PN Review Slays Alice Oswald's Memorial
Homer aficianados love to split hairs over different translations of their favorite war epic, The Iliad. Some argue the Loeb translation is the truest, some prefer the Lattimore, others retort that the Fagles translation is the most lyrical. But when somebody decides to take major risks in translating "the wrath of Achilles," they're likely to face some wrath themselves. Take Jason Guriel's recent review of Alice Oswald's Memorial, published in PN Review:
Alice Oswald's Memorial is a translation of The Iliad that chucks the dull stuff (the plot points, all that talking) and retains the choice bits (the violence, the similes). It is Homer cutting to the chase - Homer cut to the quick. Thin, with a blood-red cover, you can read it in an hour. Swear.
...Oswald says she's stripped away Homer's narrative to 'retrieve the poem's enargeia', which she translates to mean 'something like "bright unbearable reality"'. Surely the run-ons and lack of punctuation have been deployed to blind us with brilliance or, at the very least, get all up in our helmets. But these are the sort of easy, go-to solutions a poet will grab for when she's after some violent spontaneity.
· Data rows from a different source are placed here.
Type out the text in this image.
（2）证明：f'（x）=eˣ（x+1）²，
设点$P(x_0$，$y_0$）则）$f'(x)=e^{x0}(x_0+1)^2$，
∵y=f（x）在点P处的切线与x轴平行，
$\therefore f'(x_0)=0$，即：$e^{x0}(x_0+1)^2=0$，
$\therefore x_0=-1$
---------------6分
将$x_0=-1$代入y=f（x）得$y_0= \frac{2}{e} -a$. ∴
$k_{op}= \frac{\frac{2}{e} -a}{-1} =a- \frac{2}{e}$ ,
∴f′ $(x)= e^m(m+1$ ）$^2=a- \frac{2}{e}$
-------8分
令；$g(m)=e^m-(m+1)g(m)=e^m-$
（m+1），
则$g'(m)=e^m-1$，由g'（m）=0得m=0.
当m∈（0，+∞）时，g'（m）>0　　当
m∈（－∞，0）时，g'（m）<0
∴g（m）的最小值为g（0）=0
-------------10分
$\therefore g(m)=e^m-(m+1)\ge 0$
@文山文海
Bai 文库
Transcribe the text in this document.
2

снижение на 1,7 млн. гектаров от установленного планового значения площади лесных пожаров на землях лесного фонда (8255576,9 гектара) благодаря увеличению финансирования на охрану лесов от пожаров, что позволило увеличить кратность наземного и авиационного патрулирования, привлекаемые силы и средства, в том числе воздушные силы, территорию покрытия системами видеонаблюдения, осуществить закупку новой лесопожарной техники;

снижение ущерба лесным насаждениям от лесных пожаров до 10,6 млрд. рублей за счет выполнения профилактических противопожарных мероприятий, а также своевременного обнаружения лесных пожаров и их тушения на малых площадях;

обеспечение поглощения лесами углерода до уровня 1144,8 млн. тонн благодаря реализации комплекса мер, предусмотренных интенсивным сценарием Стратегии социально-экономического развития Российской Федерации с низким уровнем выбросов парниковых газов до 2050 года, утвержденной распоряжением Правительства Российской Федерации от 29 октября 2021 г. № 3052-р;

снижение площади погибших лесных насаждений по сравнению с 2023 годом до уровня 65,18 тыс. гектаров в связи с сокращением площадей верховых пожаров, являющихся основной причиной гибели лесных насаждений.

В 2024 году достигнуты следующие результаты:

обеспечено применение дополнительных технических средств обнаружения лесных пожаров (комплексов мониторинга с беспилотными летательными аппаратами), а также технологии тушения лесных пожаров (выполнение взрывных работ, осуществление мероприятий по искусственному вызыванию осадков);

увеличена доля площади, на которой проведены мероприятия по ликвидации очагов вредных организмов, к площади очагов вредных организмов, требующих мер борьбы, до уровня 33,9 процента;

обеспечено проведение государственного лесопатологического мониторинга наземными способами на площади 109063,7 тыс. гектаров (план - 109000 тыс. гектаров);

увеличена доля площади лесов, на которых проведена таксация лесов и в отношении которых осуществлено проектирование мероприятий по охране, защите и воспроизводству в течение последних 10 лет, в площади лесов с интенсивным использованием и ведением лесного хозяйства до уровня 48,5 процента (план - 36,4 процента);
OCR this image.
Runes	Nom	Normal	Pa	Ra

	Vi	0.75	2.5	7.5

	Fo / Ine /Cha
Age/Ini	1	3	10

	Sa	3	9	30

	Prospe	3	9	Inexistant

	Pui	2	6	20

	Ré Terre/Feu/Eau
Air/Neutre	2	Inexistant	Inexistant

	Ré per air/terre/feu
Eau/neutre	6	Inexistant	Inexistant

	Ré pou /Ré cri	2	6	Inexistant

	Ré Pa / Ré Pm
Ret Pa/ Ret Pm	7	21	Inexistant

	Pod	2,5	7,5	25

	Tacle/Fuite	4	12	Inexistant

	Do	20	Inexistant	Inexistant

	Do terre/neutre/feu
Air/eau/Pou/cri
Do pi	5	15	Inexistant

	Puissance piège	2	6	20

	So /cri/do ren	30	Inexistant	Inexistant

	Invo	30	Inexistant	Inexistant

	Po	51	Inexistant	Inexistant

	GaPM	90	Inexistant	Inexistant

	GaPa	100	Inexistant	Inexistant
They assure some fantasy of a complacent reader that what he's supposed to be experiencing is discomfort, what with all the Brutal Hyperreal Lyricism going on.
If I call Memorial 'Anne Carson-lite', it is not to suggest that Carson, the Canadian poet and classicist, is especially weighty; it is to suggest, rather, that Memorial updates the classical world with but a touch of the weirdness that is often attributed to the not-very-weird poetry of Carson. Oswald, less radical than rascal, slips in references to 'parachutes', 'god's headlights', and 'astronauts'. Near the end, Hector is compared to a man 'in full armour in the doorway' who leaves 'his motorbike running'. The problem is not just that Hector was a convertible man; it's that there's something predictable, even calculated, about Oswald's choices.